You, Astreja, have such a fertile imagination of Jesus, Mary Magdalene, and Pontius Pilate. That is fiction.

This is what the spirit of Ama told us:
Mary Magdalene was a very beautiful woman. She was not a prostitute. She seduced Jesus but Jesus told her what His mission in this world is. She understood what He said and she stopped.

Do you know what happened when Jesus was twelve years old? This is in Luke 2:40-52. FYI, this was the time when the golem Pontius Pilate was created by Jesus. When Pontius Pilate died and was to be buried, the weather was very bad; the earthquake did not stopped; and there was flooding. So they threw his body into the sea but the weather worsened. Then they threw one of the nails used in the crucifixion of Jesus into the sea and the weather calmed down and the earthquake stopped. This nail floated and was found by Saint James in Paris, France. This nail is now in Carpentras, France.
 
I got Karpentas from “Awit at Salaysay ng Pasiong Mahal ni Hesukristong Panginoon Natin” (Song and Narration of Holy Passion of our Lord Jesus Christ) or Pasiong Mahal or Pasion, page 203, to wit: “Isa ngang pakong marilag ang nasa bayang Karpentas na minamahal ng lahat kung ipagpiesta’y ang tawag Clavo Santo ang pamagat” (One beautiful nail is at the town of Karpentas that is loved by all when at feast day, it is called Clavo Santo).

On page 204 are the second, third, and fourth nails of Jesus. The second nail is at a church in Milan, Italy which San Carlos placed when he went and visited the place. The third nail of Jesus is at the diadem of Constantine I which his mother, Elena, placed. This nail is at a temple in Rome, Italy. The fourth nail of Jesus was thrown into the Adriatic Sea which did not sink and floated and ended up in Paris, France at the San Dionisio (Saint Dionysius or Saint Denis or Saint Dennis) temple.


Emperor Constantine I’s mother, Elena, threw the fourth nail into the Adriatic Sea to calm a storm was almost wiped out a town, which floated and ended up in Paris, France at Saint Denis Temple (Pasiong Mahal, page 204).
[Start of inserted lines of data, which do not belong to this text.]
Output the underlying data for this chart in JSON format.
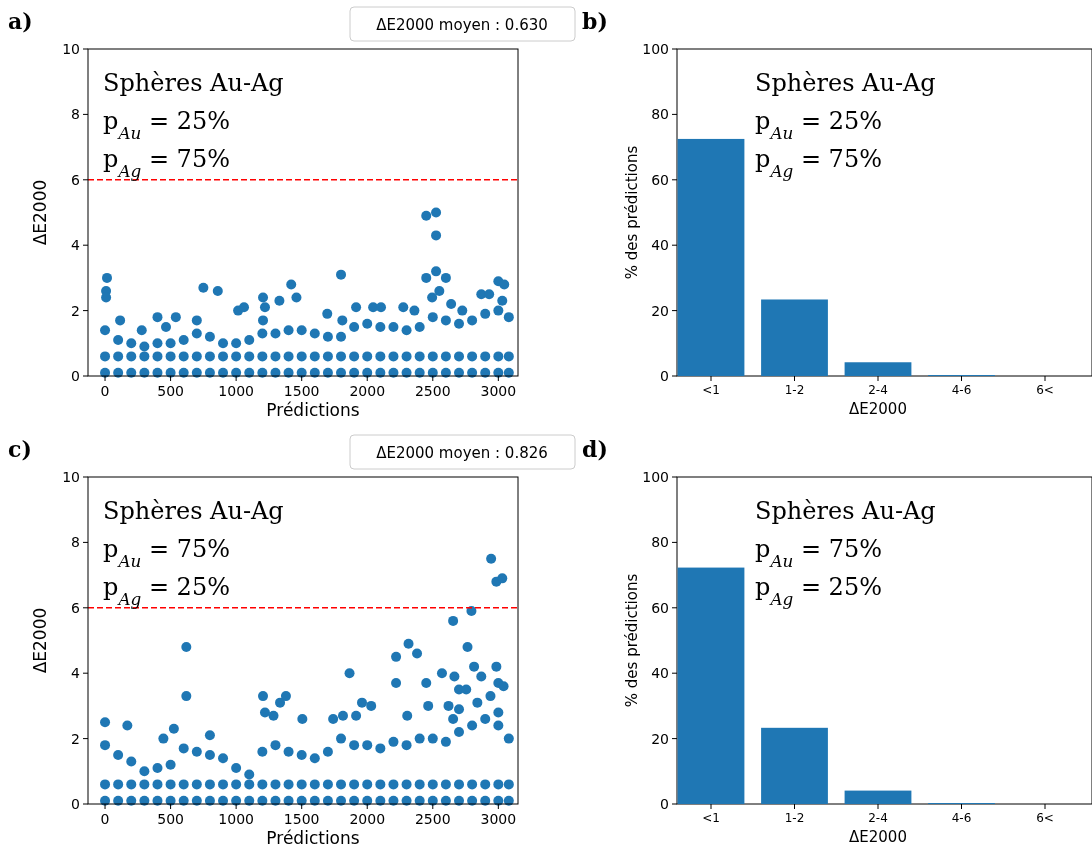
{
  "chart_data": [
    {
      "type": "scatter",
      "xlabel": "Prédictions",
      "ylabel": "ΔE2000",
      "xlim": [
        -130,
        3150
      ],
      "ylim": [
        0,
        10
      ],
      "xticks": [
        0,
        500,
        1000,
        1500,
        2000,
        2500,
        3000
      ],
      "yticks": [
        0,
        2,
        4,
        6,
        8,
        10
      ],
      "marker": "circle",
      "grid": false,
      "annotations": [
        "a)",
        "ΔE2000 moyen : 0.630",
        "Sphères Au-Ag",
        "p$_{Au}$ = 25%",
        "p$_{Ag}$ = 75%"
      ],
      "ref_lines": [
        {
          "axis": "y",
          "value": 6,
          "color": "#ff0000",
          "line_style": "dashed"
        }
      ],
      "series": [
        {
          "color": "#1f77b4",
          "x": [
            0,
            100,
            200,
            300,
            400,
            500,
            600,
            700,
            800,
            900,
            1000,
            1100,
            1200,
            1300,
            1400,
            1500,
            1600,
            1700,
            1800,
            1900,
            2000,
            2100,
            2200,
            2300,
            2400,
            2500,
            2600,
            2700,
            2800,
            2900,
            3000,
            3080,
            0,
            100,
            200,
            300,
            400,
            500,
            600,
            700,
            800,
            900,
            1000,
            1100,
            1200,
            1300,
            1400,
            1500,
            1600,
            1700,
            1800,
            1900,
            2000,
            2100,
            2200,
            2300,
            2400,
            2500,
            2600,
            2700,
            2800,
            2900,
            3000,
            3080,
            0,
            100,
            200,
            300,
            400,
            500,
            600,
            700,
            800,
            900,
            1000,
            1100,
            1200,
            1300,
            1400,
            1500,
            1600,
            1700,
            1800,
            1900,
            2000,
            2100,
            2200,
            2300,
            2400,
            2500,
            2600,
            2700,
            2800,
            2900,
            3000,
            3080,
            15,
            8,
            8,
            115,
            280,
            400,
            465,
            540,
            750,
            860,
            700,
            1015,
            1060,
            1205,
            1220,
            1205,
            1330,
            1420,
            1460,
            1695,
            1800,
            1810,
            1915,
            2045,
            2105,
            2275,
            2360,
            2450,
            2525,
            2525,
            2525,
            2450,
            2600,
            2550,
            2495,
            2640,
            3000,
            3045,
            2870,
            2930,
            3030,
            2725
          ],
          "values": [
            0.1,
            0.1,
            0.1,
            0.1,
            0.1,
            0.1,
            0.1,
            0.1,
            0.1,
            0.1,
            0.1,
            0.1,
            0.1,
            0.1,
            0.1,
            0.1,
            0.1,
            0.1,
            0.1,
            0.1,
            0.1,
            0.1,
            0.1,
            0.1,
            0.1,
            0.1,
            0.1,
            0.1,
            0.1,
            0.1,
            0.1,
            0.1,
            0.6,
            0.6,
            0.6,
            0.6,
            0.6,
            0.6,
            0.6,
            0.6,
            0.6,
            0.6,
            0.6,
            0.6,
            0.6,
            0.6,
            0.6,
            0.6,
            0.6,
            0.6,
            0.6,
            0.6,
            0.6,
            0.6,
            0.6,
            0.6,
            0.6,
            0.6,
            0.6,
            0.6,
            0.6,
            0.6,
            0.6,
            0.6,
            1.4,
            1.1,
            1.0,
            0.9,
            1.0,
            1.0,
            1.1,
            1.3,
            1.2,
            1.0,
            1.0,
            1.1,
            1.3,
            1.3,
            1.4,
            1.4,
            1.3,
            1.2,
            1.2,
            1.5,
            1.6,
            1.5,
            1.5,
            1.4,
            1.5,
            1.8,
            1.7,
            1.6,
            1.7,
            1.9,
            2.0,
            1.8,
            3.0,
            2.6,
            2.4,
            1.7,
            1.4,
            1.8,
            1.5,
            1.8,
            2.7,
            2.6,
            1.7,
            2.0,
            2.1,
            2.4,
            2.1,
            1.7,
            2.3,
            2.8,
            2.4,
            1.9,
            3.1,
            1.7,
            2.1,
            2.1,
            2.1,
            2.1,
            2.0,
            4.9,
            5.0,
            4.3,
            3.2,
            3.0,
            3.0,
            2.6,
            2.4,
            2.2,
            2.9,
            2.8,
            2.5,
            2.5,
            2.3,
            2.0
          ]
        }
      ]
    },
    {
      "type": "bar",
      "xlabel": "ΔE2000",
      "ylabel": "% des prédictions",
      "categories": [
        "<1",
        "1-2",
        "2-4",
        "4-6",
        "6<"
      ],
      "values": [
        72.5,
        23.4,
        4.2,
        0.3,
        0
      ],
      "color": "#1f77b4",
      "ylim": [
        0,
        100
      ],
      "yticks": [
        0,
        20,
        40,
        60,
        80,
        100
      ],
      "grid": false,
      "annotations": [
        "b)",
        "Sphères Au-Ag",
        "p$_{Au}$ = 25%",
        "p$_{Ag}$ = 75%"
      ]
    },
    {
      "type": "scatter",
      "xlabel": "Prédictions",
      "ylabel": "ΔE2000",
      "xlim": [
        -130,
        3150
      ],
      "ylim": [
        0,
        10
      ],
      "xticks": [
        0,
        500,
        1000,
        1500,
        2000,
        2500,
        3000
      ],
      "yticks": [
        0,
        2,
        4,
        6,
        8,
        10
      ],
      "marker": "circle",
      "grid": false,
      "annotations": [
        "c)",
        "ΔE2000 moyen : 0.826",
        "Sphères Au-Ag",
        "p$_{Au}$ = 75%",
        "p$_{Ag}$ = 25%"
      ],
      "ref_lines": [
        {
          "axis": "y",
          "value": 6,
          "color": "#ff0000",
          "line_style": "dashed"
        }
      ],
      "series": [
        {
          "color": "#1f77b4",
          "x": [
            0,
            100,
            200,
            300,
            400,
            500,
            600,
            700,
            800,
            900,
            1000,
            1100,
            1200,
            1300,
            1400,
            1500,
            1600,
            1700,
            1800,
            1900,
            2000,
            2100,
            2200,
            2300,
            2400,
            2500,
            2600,
            2700,
            2800,
            2900,
            3000,
            3080,
            0,
            100,
            200,
            300,
            400,
            500,
            600,
            700,
            800,
            900,
            1000,
            1100,
            1200,
            1300,
            1400,
            1500,
            1600,
            1700,
            1800,
            1900,
            2000,
            2100,
            2200,
            2300,
            2400,
            2500,
            2600,
            2700,
            2800,
            2900,
            3000,
            3080,
            0,
            100,
            200,
            300,
            400,
            500,
            600,
            700,
            800,
            900,
            1000,
            1100,
            1200,
            1300,
            1400,
            1500,
            1600,
            1700,
            1800,
            1900,
            2000,
            2100,
            2200,
            2300,
            2400,
            2500,
            2600,
            2700,
            2800,
            2900,
            3000,
            3080,
            2945,
            2985,
            3030,
            2795,
            2655,
            2765,
            2315,
            2380,
            2220,
            2220,
            2450,
            2570,
            2665,
            2700,
            2755,
            2815,
            2870,
            2985,
            3000,
            3040,
            2940,
            1865,
            620,
            620,
            1205,
            1220,
            1380,
            1335,
            1285,
            1505,
            1960,
            2030,
            1815,
            1740,
            2465,
            2620,
            2700,
            2655,
            2840,
            3000,
            2305,
            170,
            0,
            525,
            445,
            800,
            1915
          ],
          "values": [
            0.1,
            0.1,
            0.1,
            0.1,
            0.1,
            0.1,
            0.1,
            0.1,
            0.1,
            0.1,
            0.1,
            0.1,
            0.1,
            0.1,
            0.1,
            0.1,
            0.1,
            0.1,
            0.1,
            0.1,
            0.1,
            0.1,
            0.1,
            0.1,
            0.1,
            0.1,
            0.1,
            0.1,
            0.1,
            0.1,
            0.1,
            0.1,
            0.6,
            0.6,
            0.6,
            0.6,
            0.6,
            0.6,
            0.6,
            0.6,
            0.6,
            0.6,
            0.6,
            0.6,
            0.6,
            0.6,
            0.6,
            0.6,
            0.6,
            0.6,
            0.6,
            0.6,
            0.6,
            0.6,
            0.6,
            0.6,
            0.6,
            0.6,
            0.6,
            0.6,
            0.6,
            0.6,
            0.6,
            0.6,
            1.8,
            1.5,
            1.3,
            1.0,
            1.1,
            1.2,
            1.7,
            1.6,
            1.5,
            1.4,
            1.1,
            0.9,
            1.6,
            1.8,
            1.6,
            1.5,
            1.4,
            1.6,
            2.0,
            1.8,
            1.8,
            1.7,
            1.9,
            1.8,
            2.0,
            2.0,
            1.9,
            2.2,
            2.4,
            2.6,
            2.4,
            2.0,
            7.5,
            6.8,
            6.9,
            5.9,
            5.6,
            4.8,
            4.9,
            4.6,
            4.5,
            3.7,
            3.7,
            4.0,
            3.9,
            3.5,
            3.5,
            4.2,
            3.9,
            4.2,
            3.7,
            3.6,
            3.3,
            4.0,
            4.8,
            3.3,
            3.3,
            2.8,
            3.3,
            3.1,
            2.7,
            2.6,
            3.1,
            3.0,
            2.7,
            2.6,
            3.0,
            3.0,
            2.9,
            2.6,
            3.1,
            2.8,
            2.7,
            2.4,
            2.5,
            2.3,
            2.0,
            2.1,
            2.7
          ]
        }
      ]
    },
    {
      "type": "bar",
      "xlabel": "ΔE2000",
      "ylabel": "% des prédictions",
      "categories": [
        "<1",
        "1-2",
        "2-4",
        "4-6",
        "6<"
      ],
      "values": [
        72.3,
        23.3,
        4.1,
        0.3,
        0
      ],
      "color": "#1f77b4",
      "ylim": [
        0,
        100
      ],
      "yticks": [
        0,
        20,
        40,
        60,
        80,
        100
      ],
      "grid": false,
      "annotations": [
        "d)",
        "Sphères Au-Ag",
        "p$_{Au}$ = 75%",
        "p$_{Ag}$ = 25%"
      ]
    }
  ]
}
Why did Elena throw one of the nails into the sea? She must have heard how one of the crucifixion nails during the first century AD was thrown into the sea which floated.
 
I'm baffled by - amongst other things - Ama's obsession with an 18th century Roman Catholic devotional songbook and the KJV Bible, which isn't used by Catholics. The KJV undoubtedly has literary merit but contrary to what Ama thinks it's notoriously inaccurate as a translation.
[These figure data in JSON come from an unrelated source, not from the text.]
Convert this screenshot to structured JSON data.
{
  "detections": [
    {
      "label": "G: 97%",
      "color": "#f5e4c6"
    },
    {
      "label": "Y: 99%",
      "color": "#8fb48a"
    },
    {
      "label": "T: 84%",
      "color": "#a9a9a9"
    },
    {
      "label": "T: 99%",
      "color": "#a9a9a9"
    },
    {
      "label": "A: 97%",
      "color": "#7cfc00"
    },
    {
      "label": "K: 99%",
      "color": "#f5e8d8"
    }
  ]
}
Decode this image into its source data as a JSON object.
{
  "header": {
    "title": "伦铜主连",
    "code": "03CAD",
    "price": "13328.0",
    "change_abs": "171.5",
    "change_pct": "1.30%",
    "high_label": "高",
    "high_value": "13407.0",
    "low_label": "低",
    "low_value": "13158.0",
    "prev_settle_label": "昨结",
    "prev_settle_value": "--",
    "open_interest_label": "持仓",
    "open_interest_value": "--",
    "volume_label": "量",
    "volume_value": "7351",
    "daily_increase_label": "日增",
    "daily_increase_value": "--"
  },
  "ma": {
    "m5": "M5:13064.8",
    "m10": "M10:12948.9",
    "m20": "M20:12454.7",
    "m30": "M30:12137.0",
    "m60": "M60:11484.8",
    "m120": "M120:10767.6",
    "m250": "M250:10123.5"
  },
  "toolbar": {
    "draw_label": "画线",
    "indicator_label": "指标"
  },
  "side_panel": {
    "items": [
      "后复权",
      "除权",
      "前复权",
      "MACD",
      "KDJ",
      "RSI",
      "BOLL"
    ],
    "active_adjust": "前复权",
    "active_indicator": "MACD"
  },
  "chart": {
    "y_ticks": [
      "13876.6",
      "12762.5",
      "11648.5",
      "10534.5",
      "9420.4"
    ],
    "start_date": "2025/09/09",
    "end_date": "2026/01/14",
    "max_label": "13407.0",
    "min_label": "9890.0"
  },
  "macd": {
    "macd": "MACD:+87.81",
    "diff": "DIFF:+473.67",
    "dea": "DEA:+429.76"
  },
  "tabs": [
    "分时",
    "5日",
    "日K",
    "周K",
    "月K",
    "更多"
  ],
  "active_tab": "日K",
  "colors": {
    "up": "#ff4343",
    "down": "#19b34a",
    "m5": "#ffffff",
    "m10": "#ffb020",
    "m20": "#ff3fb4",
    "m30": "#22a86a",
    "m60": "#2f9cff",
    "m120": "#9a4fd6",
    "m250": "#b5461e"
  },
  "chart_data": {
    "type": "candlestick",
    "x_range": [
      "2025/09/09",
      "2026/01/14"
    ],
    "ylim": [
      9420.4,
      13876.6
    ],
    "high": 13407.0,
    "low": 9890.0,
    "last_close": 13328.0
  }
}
I think we're dealing with "a little bit of knowledge can be a dangerous thing" syndrome. I'd posit that those may be the books Ama had available and that he/she was able to buffalo the locals with mumbo jumbo based on finding those two tomes or references to those two tomes... maybe through a local missionary or proselytizer? They're quite common in the rural Philippines. The attempts at melding this crap and retrofitting are probably as the result of PeaceCrusader coming back with criticisms writ large by people like the skeptics on this board. Ama had free rein to buffalo everyone in the past and either the prophet or PC is having to jump through historical and intellectual hoops to make that crap fit with actual history.
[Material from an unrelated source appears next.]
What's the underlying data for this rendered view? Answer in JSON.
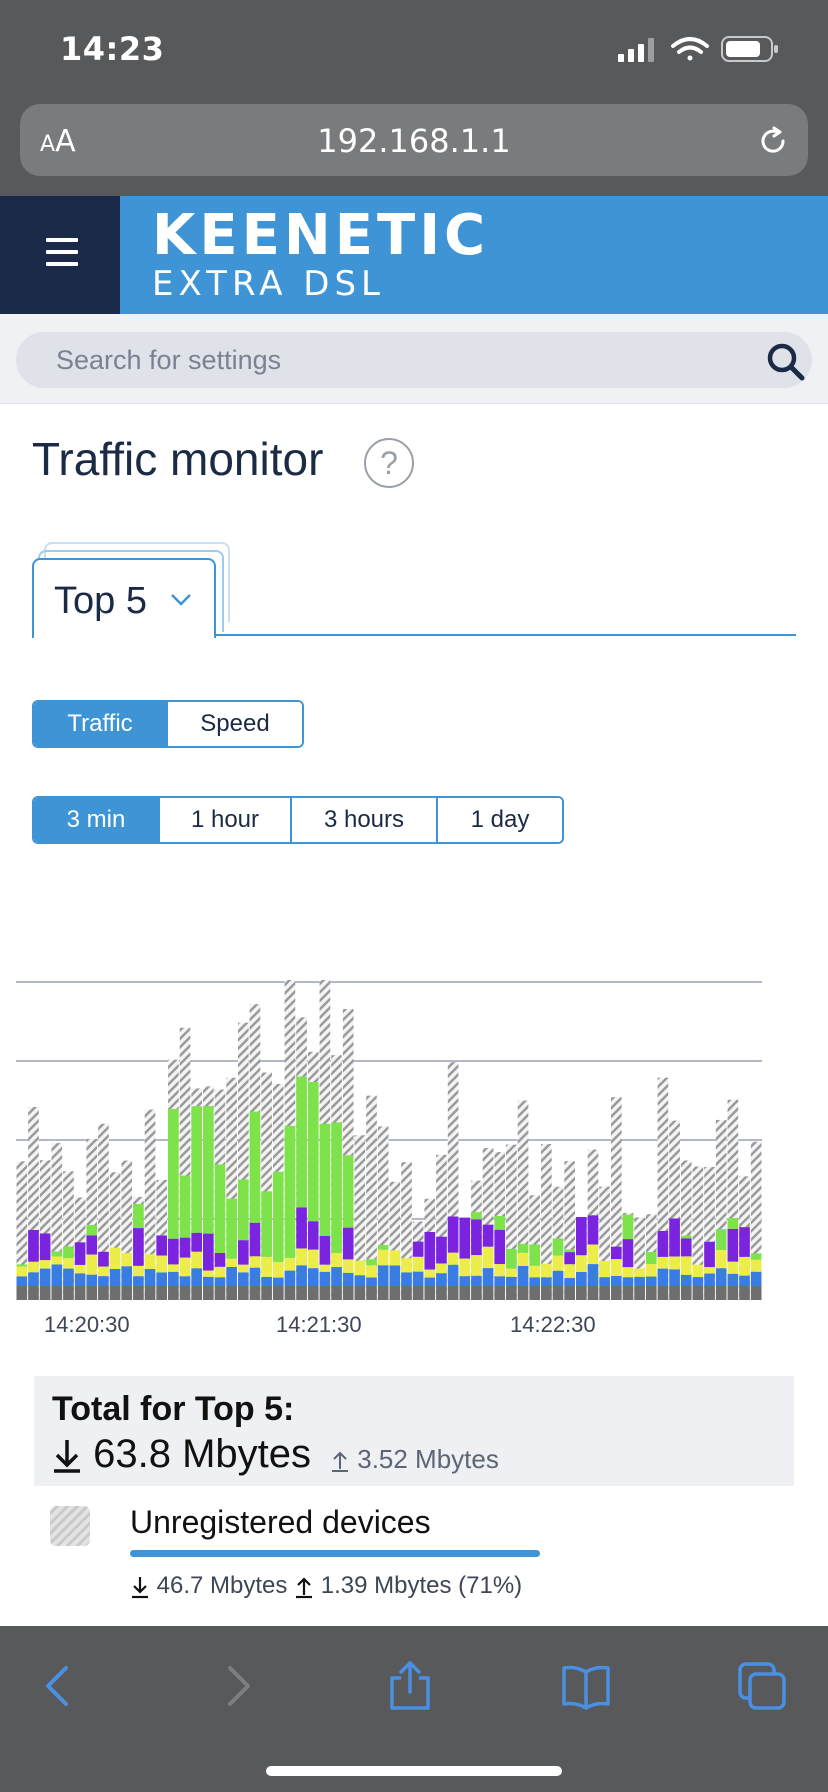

Also, don't go by the official demographics of the country. The population that doesn't give much of a rat's ptoot about religion always ticks off "Catholic". That's how they were raised, and while many are devout there are many who go to Mass on Good Friday and Easter and Christmas and maybe for a nephew's First Communion, but don't give it much thought. The 90% Catholic figure is probably way off. The surveyors go to a household and the matriarch answers for the seventeen cousins and relatives living there.... "All Catholics". But there are surprisingly large strains of evengelicals, born-again and various other bible thumping fundies in the Philippines.